If there are any licensing issues here, it’s certainly something that’s being tested at the moment - lots of businesses are providing remote working continuity right now by connecting users to their usual desktops over RDP.
There is a licensing cost if they are using a Remote Desktop Gateway or any other aspect of remote desktop services on a Windows server to do it, but my understanding is that using some other VPN product to achieve the same (or guacamole) is all good… What you seem to have stumbled onto is the world of VDI which seems to be prohibitively expensive for anyone but large enterprise, due to a combination of Microsoft and Nvidia licensing costs in addition to the expensive hardware.
The larger licensing issue you might face would be if your current licenses are OEM (ie they came with the PC) you can’t transfer that license onto a virtual machine on a different computer. Pretty sure you can’t use them on a vm on the same computer actually.
I’m about two thirds through a thin client project - motivation is that we had to replace an old 2008 r2 session host for remote access anyway, and with the improvements to RDP in Win 10/2016, we might as well set up some thin clients to replace some of our more ancient desktops, as the experience should be considerably better.
The main point to make is that if you are planning that your thin clients run linux, the FreeRDP/Remmina client is much worse than the Microsoft client (on WIndows), because it doesn’t use any hardware acceleration.
Just for context on this, the modern RDP protocol uses an AVC 444 video stream to encode the entire screen - the encoding of this is hardware accelerated if such an encoder is available, so our Windows Session host has a Quadro P2200 assigned so that we can use the NVEnc chip for this part instead of chewing up our CPU - the average desktop can use intel quicksync for this purpose (this is another headache of your thin client proposal - you’ll struggle to avoid software encoding with several win 10 VMs).

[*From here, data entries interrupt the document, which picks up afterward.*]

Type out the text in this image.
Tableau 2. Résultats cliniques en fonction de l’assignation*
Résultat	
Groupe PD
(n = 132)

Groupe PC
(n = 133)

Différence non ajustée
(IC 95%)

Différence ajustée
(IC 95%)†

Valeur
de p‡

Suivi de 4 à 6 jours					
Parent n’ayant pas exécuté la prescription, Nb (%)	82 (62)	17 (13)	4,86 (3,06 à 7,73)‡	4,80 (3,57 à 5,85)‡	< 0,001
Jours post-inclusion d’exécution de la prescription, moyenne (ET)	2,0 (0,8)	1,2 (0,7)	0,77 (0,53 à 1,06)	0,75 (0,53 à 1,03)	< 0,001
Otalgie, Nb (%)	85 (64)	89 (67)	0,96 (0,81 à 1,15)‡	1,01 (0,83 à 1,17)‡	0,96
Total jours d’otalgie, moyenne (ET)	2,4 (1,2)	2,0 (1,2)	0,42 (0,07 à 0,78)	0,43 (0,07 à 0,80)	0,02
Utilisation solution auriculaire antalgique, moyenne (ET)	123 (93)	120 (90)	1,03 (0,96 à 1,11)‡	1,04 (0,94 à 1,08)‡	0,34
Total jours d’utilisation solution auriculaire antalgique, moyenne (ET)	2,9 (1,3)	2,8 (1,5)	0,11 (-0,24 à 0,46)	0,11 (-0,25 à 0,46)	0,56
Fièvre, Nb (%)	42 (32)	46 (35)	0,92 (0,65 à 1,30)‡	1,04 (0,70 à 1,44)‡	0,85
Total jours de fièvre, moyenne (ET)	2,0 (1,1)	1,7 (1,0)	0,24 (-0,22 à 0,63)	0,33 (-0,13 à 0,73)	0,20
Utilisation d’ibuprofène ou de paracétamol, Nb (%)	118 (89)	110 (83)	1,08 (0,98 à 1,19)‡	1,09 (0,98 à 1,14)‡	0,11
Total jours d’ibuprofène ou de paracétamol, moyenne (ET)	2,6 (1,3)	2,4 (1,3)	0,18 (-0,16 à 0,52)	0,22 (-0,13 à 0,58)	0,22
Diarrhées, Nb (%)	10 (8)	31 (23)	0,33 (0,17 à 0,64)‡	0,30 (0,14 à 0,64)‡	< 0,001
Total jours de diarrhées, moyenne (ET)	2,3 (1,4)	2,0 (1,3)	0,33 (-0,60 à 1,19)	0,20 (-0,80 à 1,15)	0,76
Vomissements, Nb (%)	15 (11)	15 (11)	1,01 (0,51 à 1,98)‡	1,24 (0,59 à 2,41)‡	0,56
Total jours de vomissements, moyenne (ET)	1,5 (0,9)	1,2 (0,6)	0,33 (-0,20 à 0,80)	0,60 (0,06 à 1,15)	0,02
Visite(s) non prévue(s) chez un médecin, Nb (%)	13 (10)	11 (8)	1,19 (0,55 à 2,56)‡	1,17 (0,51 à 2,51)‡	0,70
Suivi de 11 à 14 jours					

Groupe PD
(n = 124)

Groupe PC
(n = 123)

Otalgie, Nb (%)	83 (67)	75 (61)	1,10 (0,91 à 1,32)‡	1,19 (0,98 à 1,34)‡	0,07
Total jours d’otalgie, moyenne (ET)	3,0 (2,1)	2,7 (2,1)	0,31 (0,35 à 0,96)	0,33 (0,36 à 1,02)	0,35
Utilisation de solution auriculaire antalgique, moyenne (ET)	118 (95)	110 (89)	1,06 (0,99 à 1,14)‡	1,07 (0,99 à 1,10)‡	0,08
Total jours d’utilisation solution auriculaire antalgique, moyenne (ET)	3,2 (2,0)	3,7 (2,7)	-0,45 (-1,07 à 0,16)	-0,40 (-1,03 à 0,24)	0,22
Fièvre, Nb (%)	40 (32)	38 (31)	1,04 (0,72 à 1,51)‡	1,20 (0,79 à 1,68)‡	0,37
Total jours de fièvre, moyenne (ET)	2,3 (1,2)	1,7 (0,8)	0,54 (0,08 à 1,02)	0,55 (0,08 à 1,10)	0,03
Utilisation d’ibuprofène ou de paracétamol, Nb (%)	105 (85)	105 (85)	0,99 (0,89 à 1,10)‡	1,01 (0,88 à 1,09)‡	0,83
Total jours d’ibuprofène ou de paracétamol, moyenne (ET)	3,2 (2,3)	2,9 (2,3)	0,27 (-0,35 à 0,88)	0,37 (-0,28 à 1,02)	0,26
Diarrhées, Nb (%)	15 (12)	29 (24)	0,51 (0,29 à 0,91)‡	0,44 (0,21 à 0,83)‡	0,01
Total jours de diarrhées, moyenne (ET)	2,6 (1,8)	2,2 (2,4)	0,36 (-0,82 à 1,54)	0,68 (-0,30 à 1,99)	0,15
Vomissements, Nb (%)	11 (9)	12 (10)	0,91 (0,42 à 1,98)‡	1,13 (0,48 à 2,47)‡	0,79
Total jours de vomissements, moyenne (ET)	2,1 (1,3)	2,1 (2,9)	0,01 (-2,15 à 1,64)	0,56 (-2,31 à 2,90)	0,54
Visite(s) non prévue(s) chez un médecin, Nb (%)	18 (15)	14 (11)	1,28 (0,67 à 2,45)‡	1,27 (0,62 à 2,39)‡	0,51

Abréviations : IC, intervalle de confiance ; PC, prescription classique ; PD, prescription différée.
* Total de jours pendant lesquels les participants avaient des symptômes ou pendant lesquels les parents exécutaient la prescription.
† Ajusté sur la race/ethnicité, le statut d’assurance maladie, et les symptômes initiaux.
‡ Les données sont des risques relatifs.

Anyway, I hoped that a Raspberry pi 4 (or even 3 for that matter) with it’s robust hardware decode capabilities would be a perfect thin client for this job… but freerdp can’t use it, so as soon as your user tries to watch a youtube video full screen they’re watching a slide show.
Similar hardware can be used if you are willing to use the Microsoft Remote Desktop Client for Android - this does use video acceleration, so on something like a Fire TV 4k stick, or half decent android TV box, the experience is fairly good… but I found some keyboard shortcuts (like alt-tab) weren’t passed through, and if your monitor doesn’t run a standard tv resolution (ie 1920x1080) then it’s another headache getting the android device to run at that resolution.
So ultimately, I’ve bought a few Windows nettops to solve our problem - they are licensed to run Windows 10 pro so I’m going to thin it down and script them to behave as thin clients (https://gshaw0.wordpress.com/2017/06/11/build-your-own-thin-ish-client-with-windows-10-ltsb/ has someone detailing a similar project).
Of course, you might not care that your users can’t watch video/get graphic rich experiences, but it’s something to be aware of going in - your users will get a worse experience from this unless you plan and test carefully.
With all that said, I have to say your motivations for the project seem misplaced.
You protect the data integrity and availability of your files by storing them on a server (potentially with ZFS) and making sure you have regular backups.
If important work is being stored on the desktops (or as a safeguard against desktop data loss/downtime) you can run something like Veeam Agent (which is free and good) on the desktop to take regular backups, if the drive breaks you use the restore media and get the computer back within an hour - if the hardware is standardized you can just keep a spare desktop for this purpose if uptime is that important.
You need backups anyway, using Veeam is a much better solution for the issue you are talking about than coming up with your own mini-VDI infrastructure.